Monday, April 21, 2008
The Storms at Bowling Green
I left the Lexington area following the Kentucky Bluegrass Parkway, a beautiful drive along a scenic route with out Billboards. Again, the trees were budding out and I, again, continue to never tire of seeing nature’s beauty along the way.
Near Bardstown, I exited the Parkway to take US-31E toward Hodgenville, an area where Abraham Lincoln was born and spent his young childhood. I did see a log cabin that had been claimed by previous owners, before the Nat’l Park Service, that it was the log cabin Abe Lincoln was born in. This particular area, known as Knob Creek, is an area where Lincoln was born and raised and is the only Kentucky area he remembers as a youth. In 1998, Congress passed and the President signed legislation authorizing the area to be added to the NPS by “donation only.” Many organizations and the State of Kentucky contributed funds for the purchase of the 228-acre farm. Exactly three years later, the area became part of the NPS as a unit of the Abraham Lincoln Birthplace National Historic Site. The structure is currently closed but you can walk around the area during daylight hours
Also in the area, is where Stephen Foster wrote the song “My Old Kentucky Home” at Bardstown and Abe Lincoln’s National Historic Site and Visitor Center is near Hodgenville. Unforfuntately, I didn’t go the Visitor Center as I turned the wrong way on KY-61 and by the time I realized it and found a turnaround spot, I was almost back to the Parkway. It’s on my list of places to see next time I get to Kentucky.
Back on the now Western Kentucky Parkway, starting at Elizabethtown, the country side is open with still rolling hills but more acreage devoted to farming and cattle raising. I turned southward onto the Wm H. Natcher Parkway to Bowling Green. After a few wrong turns and finally understanding the road layout of Bowling Green, I made it to the KOA campground on the west side of town and near I-65.

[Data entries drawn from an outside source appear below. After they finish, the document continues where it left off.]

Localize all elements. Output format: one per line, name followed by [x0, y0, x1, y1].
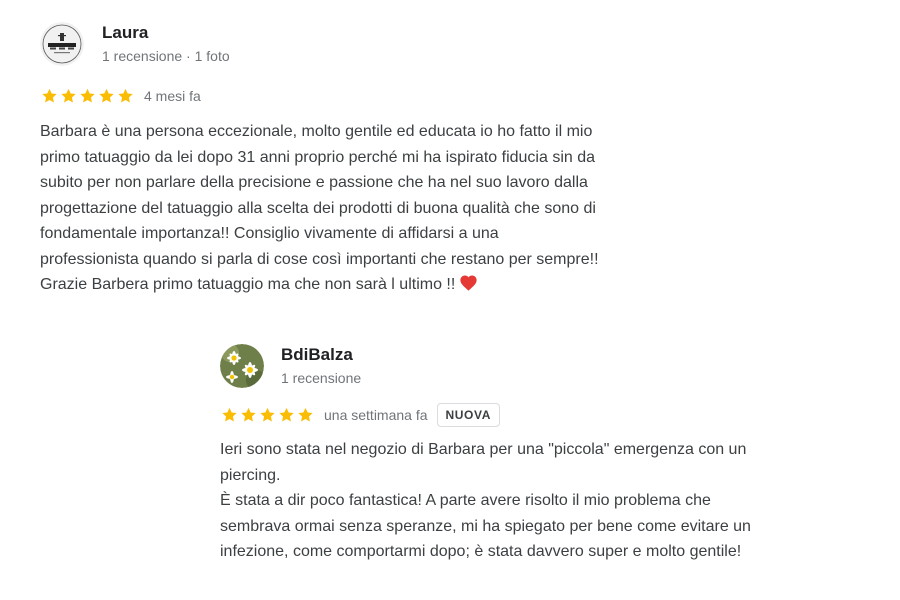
review-text-line: sembrava ormai senza speranze, mi ha spi… [220, 517, 751, 535]
review-card: BdiBalza 1 recensione una settimana fa N… [220, 344, 870, 565]
review-header: Laura 1 recensione · 1 foto [40, 22, 740, 66]
review-text-line: Barbara è una persona eccezionale, molto… [40, 123, 593, 140]
review-card: Laura 1 recensione · 1 foto 4 mesi fa Ba… [40, 22, 740, 298]
author-meta: 1 recensione [281, 370, 362, 386]
author-meta: 1 recensione · 1 foto [102, 48, 230, 64]
star-icon [42, 88, 57, 103]
star-rating [40, 87, 135, 105]
review-text-line: subito per non parlare della precisione … [40, 174, 588, 191]
star-icon [260, 407, 275, 422]
review-text: Ieri sono stata nel negozio di Barbara p… [220, 437, 860, 565]
star-icon [241, 407, 256, 422]
review-text-line: fondamentale importanza!! Consiglio viva… [40, 225, 499, 242]
rating-row: una settimana fa NUOVA [220, 403, 870, 427]
review-text-line: Grazie Barbera primo tatuaggio ma che no… [40, 276, 456, 293]
review-text-line: È stata a dir poco fantastica! A parte a… [220, 492, 711, 509]
review-text-line: piercing. [220, 466, 281, 484]
review-text-line: primo tatuaggio da lei dopo 31 anni prop… [40, 148, 596, 166]
star-icon [80, 88, 95, 103]
author-block: Laura 1 recensione · 1 foto [102, 22, 230, 65]
new-badge: NUOVA [436, 403, 500, 427]
author-name[interactable]: BdiBalza [281, 345, 361, 365]
author-block: BdiBalza 1 recensione [281, 344, 361, 387]
star-icon [222, 407, 237, 422]
star-icon [118, 88, 133, 103]
star-rating [220, 406, 315, 424]
star-icon [298, 407, 313, 422]
tattoo-shop-avatar-icon [40, 22, 84, 66]
review-text-line: professionista quando si parla di cose c… [40, 250, 599, 268]
reviews-page: Laura 1 recensione · 1 foto 4 mesi fa Ba… [0, 0, 900, 600]
avatar[interactable] [40, 22, 84, 66]
star-icon [279, 407, 294, 422]
star-icon [99, 88, 114, 103]
heart-icon [460, 275, 477, 291]
review-text: Barbara è una persona eccezionale, molto… [40, 119, 740, 298]
avatar[interactable] [220, 344, 264, 388]
review-text-line: progettazione del tatuaggio alla scelta … [40, 199, 596, 217]
daisy-flowers-avatar-icon [220, 344, 264, 388]
review-header: BdiBalza 1 recensione [220, 344, 870, 388]
review-date: una settimana fa [324, 407, 428, 423]
review-text-line: infezione, come comportarmi dopo; è stat… [220, 543, 742, 560]
review-text-line: Ieri sono stata nel negozio di Barbara p… [220, 441, 747, 458]
star-icon [61, 88, 76, 103]
author-name[interactable]: Laura [102, 23, 230, 43]
review-date: 4 mesi fa [144, 88, 201, 104]
rating-row: 4 mesi fa [40, 85, 740, 107]
review-text-last-line: Grazie Barbera primo tatuaggio ma che no… [40, 272, 740, 298]
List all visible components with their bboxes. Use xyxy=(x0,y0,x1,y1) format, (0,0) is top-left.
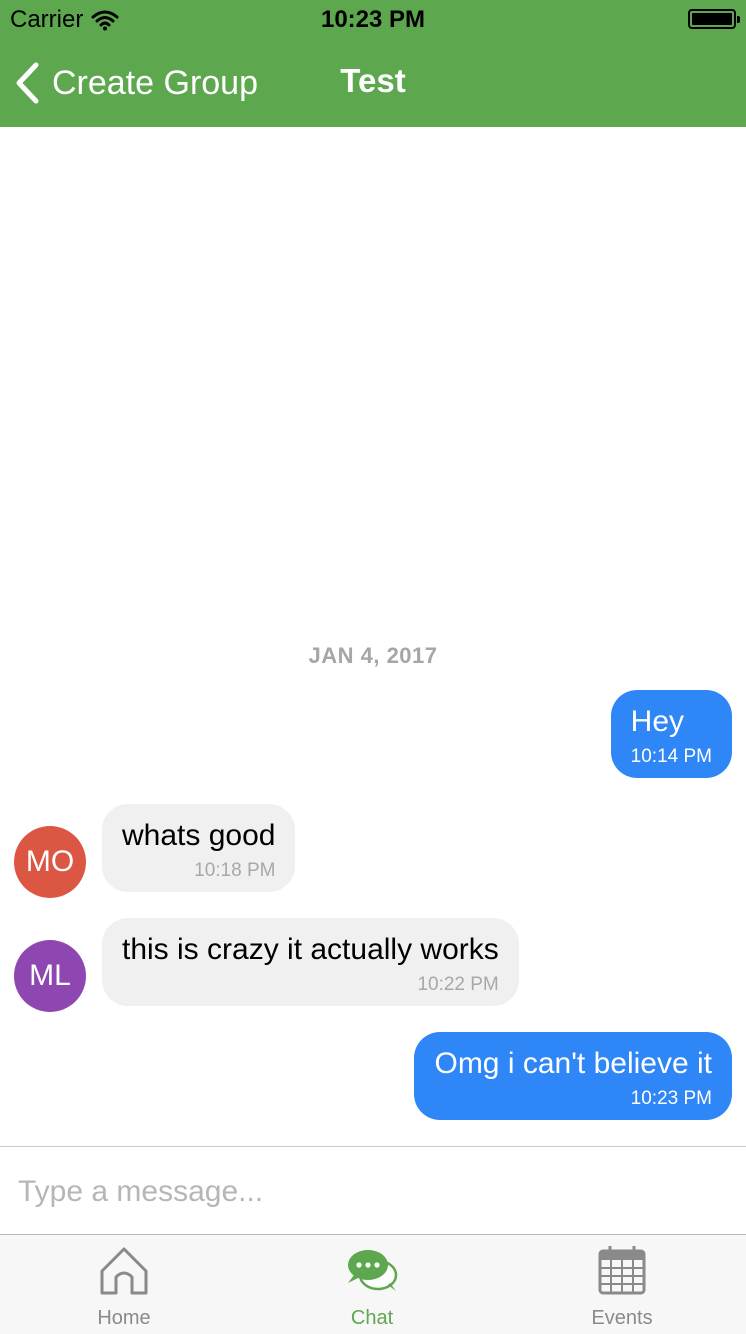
avatar-initials: ML xyxy=(29,959,71,992)
message-time: 10:22 PM xyxy=(417,974,499,995)
outgoing-message[interactable]: Omg i can't believe it 10:23 PM xyxy=(414,1032,732,1120)
message-text: Hey xyxy=(630,705,685,738)
tab-events[interactable]: Events xyxy=(498,1235,746,1334)
avatar[interactable]: MO xyxy=(14,826,86,898)
battery-icon xyxy=(688,9,740,29)
message-text: Omg i can't believe it xyxy=(434,1047,712,1080)
avatar-initials: MO xyxy=(25,845,75,878)
incoming-message[interactable]: whats good 10:18 PM xyxy=(102,804,296,892)
composer-bar xyxy=(0,1146,746,1234)
home-icon xyxy=(100,1247,148,1295)
tab-label: Chat xyxy=(350,1307,394,1329)
app-header: Carrier 10:23 PM Create Group Test xyxy=(0,0,746,127)
tab-home[interactable]: Home xyxy=(0,1235,248,1334)
outgoing-message[interactable]: Hey 10:14 PM xyxy=(610,690,732,778)
message-time: 10:23 PM xyxy=(630,1088,712,1109)
tab-label: Events xyxy=(591,1307,653,1329)
tab-bar: Home Chat Events xyxy=(0,1234,746,1334)
status-time: 10:23 PM xyxy=(320,6,426,33)
message-input[interactable] xyxy=(18,1167,718,1217)
incoming-message[interactable]: this is crazy it actually works 10:22 PM xyxy=(102,918,519,1006)
status-bar: Carrier 10:23 PM xyxy=(0,0,746,40)
avatar[interactable]: ML xyxy=(14,940,86,1012)
message-text: this is crazy it actually works xyxy=(122,933,499,966)
tab-chat[interactable]: Chat xyxy=(248,1235,496,1334)
message-text: whats good xyxy=(122,819,276,852)
calendar-icon xyxy=(598,1246,646,1295)
tab-label: Home xyxy=(97,1307,151,1329)
chat-icon xyxy=(348,1250,398,1291)
message-time: 10:14 PM xyxy=(630,746,712,767)
date-separator: JAN 4, 2017 xyxy=(308,643,438,668)
message-time: 10:18 PM xyxy=(194,860,276,881)
page-title: Test xyxy=(340,62,406,99)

Upon checking the weather forecast for the area, I decided to leave the trailer hooked up, as strong and severe storms, with possible tornadic activity, was expected sometime in the night. Oh it came. The winds were very high and the rains came. Was I surprised the next morning, while watching the local news on TV, about the high winds causing a lot of building and tree damage in the area especially in the town of Bowling Green. Poking my head outside the next morning to see if anything had happened at the campground - nope just a few twigs down, no trees down or rolled RV’s and little Eggcarto was still upright. Apparently, the west side of town escaped the damaging winds.
I decided to stay another night (weather was expected to be nice) and get caught up on my blog. I had been encouraged by some area Casita owners to pay a visit to the National Corvette Museum, so put that on my list of things to do for the day.
My, my what a Museum that is. Even if you are not into cars, it is still worth stopping to see when you are in the area. Remembering when the first ones came out, I spent more time reminiscing with the 50’s and 60’s Corvettes as they have been my favorites over the years. The displays are attractive and the history is interesting. I ended up buying a couple of T-shirts.